The bank’s employees are expecting a steep discount at issue price, similar to Allahabad Bank’s ESPS option earlier this year. Allahabad Bank had issued shares price at Rs 53.94, which was at a 25 per cent discount compared to the prevailing price of Rs 70.60 per share. The issue was subscribed by about 80 per cent employees, including officers and other staff. The bank had aimed to raise about Rs 2.80 billion from the issue, but finally it could manage about Rs 2.40 billion, said sources.
“We will issue around 50 million shares as ESPS. We are expecting Sebi’s approval for the same in a week or two,” said Pawan Bajaj, MD and CEO, United Bank of India. Notably, United Bank of India has one of the highest government shareholding of around 93.13 per cent as on March 31, 2018.
With share price of around Rs 11 per share without discount, United Bank’s issuance would translate into around Rs 550 million. Notably, while the officers’ union at Allahabad Bank had welcomed the ESPS issuance, the staff union had opposed.
NUMBERS GAME
Allahabad Bank raised about Rs 2.40 billion from ESPS issuance
Allahabad Bank’s ESPS was subscribed by 90 per cent employees
Employees of United Bank of India expect steep discount on issue
Allahabad Bank had offered 25 per cent discount per share to employees
United Bank of India is awaiting Sebi approval for ESPS issuance
However, due to steep discount, nearly 70 per cent of the staff and more than 90 per cent of officers had subscribed to the issue by Allahabad Bank. The ESPS issue is likely to dilute government stake by around 1.5 to 2 per cent, said sources in the bank.
The ESPS issuance by United Bank of India is expected to get support of both the employees’ and officers’ union.

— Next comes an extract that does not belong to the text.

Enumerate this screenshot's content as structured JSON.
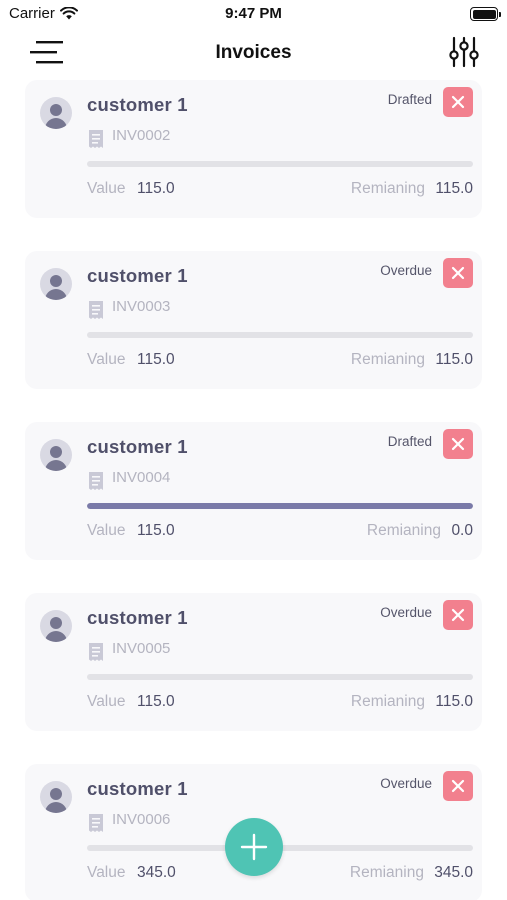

“At present, banks are in need of capital, so we have taken a liberal view. For Allahabad Bank, we responded positively. However, we think that stock issuance should not be linked to performance,” said C H Venkatachalam, general secretary, All India Bank Employees’ Association, the main workmen’s association in PSBs. The officers’ union has also taken a similar view.

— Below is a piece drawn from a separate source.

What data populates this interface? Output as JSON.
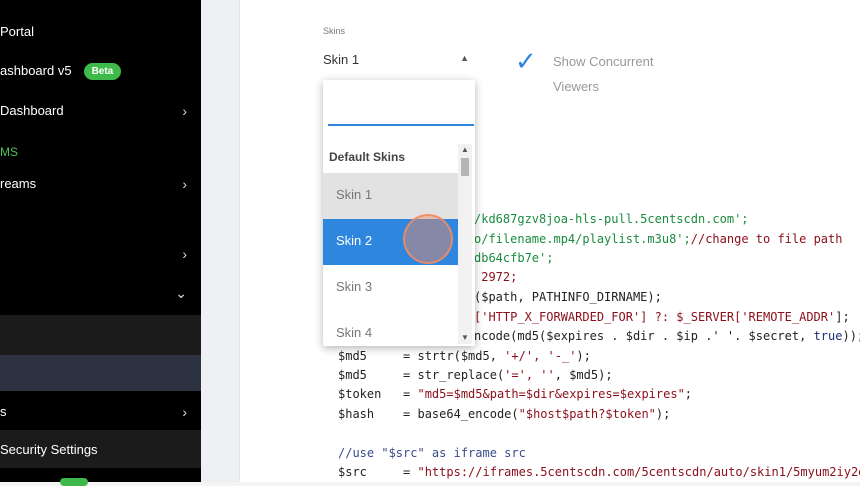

“We are not opposed to ESOPs, provided they are not linked to performance,” said D Thomas Franco, general secretary, All India Bank Officers’ Confederation, the principal association for officers.
ESPS shares are different from the stock option scheme, while under ESPS, shares are offered upfront. Under ESOP, rights are granted to employees to acquire shares at pre-agreed price subject to the vesting period. In March 2017, the finance ministry had agreed in principle to allow public sector banks to offer stock options to their employees from financial year 2018-19.
One of the motives behind the issuance of stock options has been to incentivise employees with a better pay package. Vinod Rai, chief of Banks Board Bureau, had said that the compensation packages of officials in the state-run banks may be overhauled, and that they might be provided with more flexible variable components, including bonuses, ESOPs and performance-linked packages.